Improving / Improvising

I’m nearly three months in to learning guitar and it’s going awesome. I’m still teaching myself through Yousician but I’m thinking of getting a teacher to help. I’ve also been supplementing their curriculum more and more with something even more important than a teacher: experimentation.

After watching a tonne of videos and reading a tonne of material online, a core message started to emerge: experimenting makes you a better guitar player.


I studied music in school and played the alto saxophone and piano for seven years, and at the same time I was also learning the basics of coding. The parallels between music and programming weren’t always obvious to me, but they definitely exist. For example, I’ve noticed after writing a tonne of blog posts and delivering a bunch of conference talks that a core message of mine has started to emerge: experimenting makes you a better programmer.

Like a lot of sax players, I was really into jazz. I had great teachers and they encouraged me to learn theory and to practice. One of the best skills I learned was how to improvise. To improvise, or improv, is to create music spontaneously, without preparation. But that doesn’t mean just playing random notes willy-nilly, it’s about applying theory to help you manifest an idea in your head into tangible music.

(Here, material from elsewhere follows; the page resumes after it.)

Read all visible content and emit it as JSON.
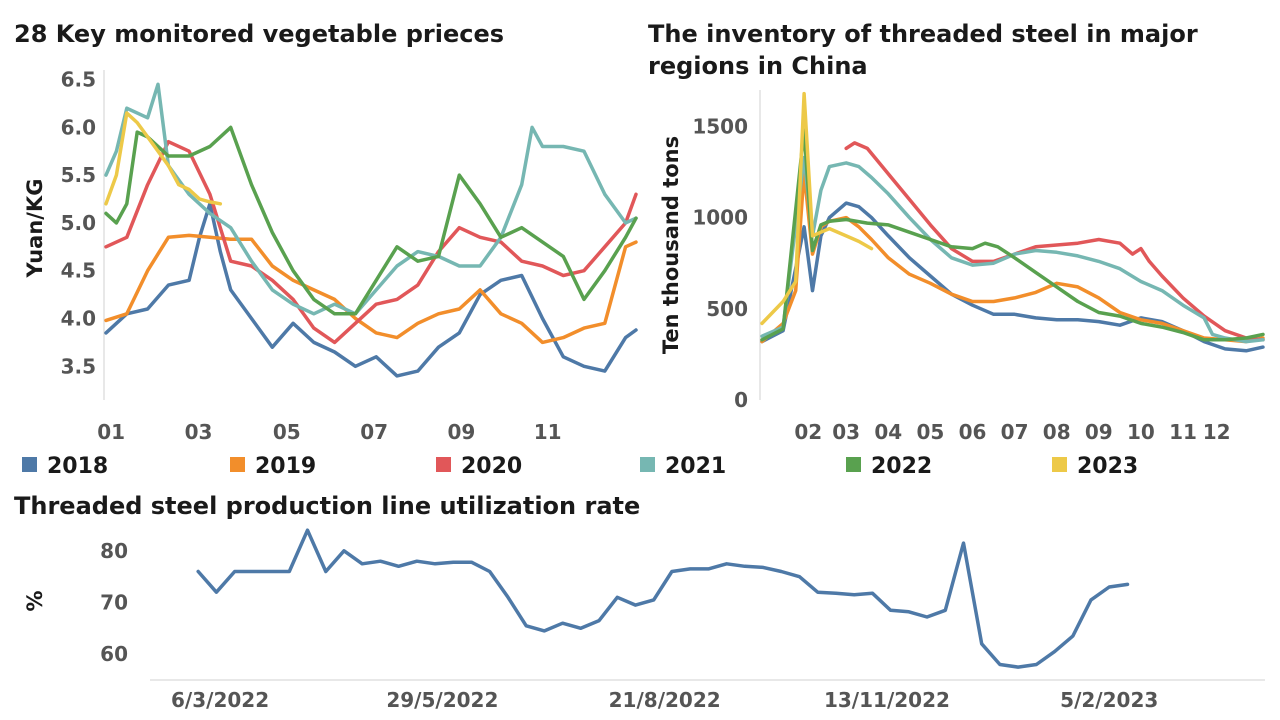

Which sounds a lot like coding. You may have an idea of what you’re going to do, but you’re never sure until you’re done. Circumstances change, your mood changes, the code you write never works the first time, et cetera.

Since picking up the guitar, I’ve been practicing my blues scales. Combined with a twelve-bar blues progression, that’s all the theory you need. But it wasn’t until I found a bunch of backing tracks on YouTube yesterday that I really got into it. They give you a beat and the chord progression to express yourself musically, either through improv or not. Rediscovering how fun it is to spontaneously play has been amazing.

So I wonder: what does a backing track look like in code? Well in music, a backing track provides a rhythm and progression around which you play your melody. I think there’s a strong argument to be made that a backing track in coding is like a framework or library. Take RxSwift or UIKit, frameworks around which you write your code. Without frameworks, building apps would be really hard, just like improv in isolation would be. Not impossible, but difficult.

Some backing tracks are simple, some are complicated. Some repeat themselves a lot, others change constantly. And different backing tracks lend themselves differently to different styles of music.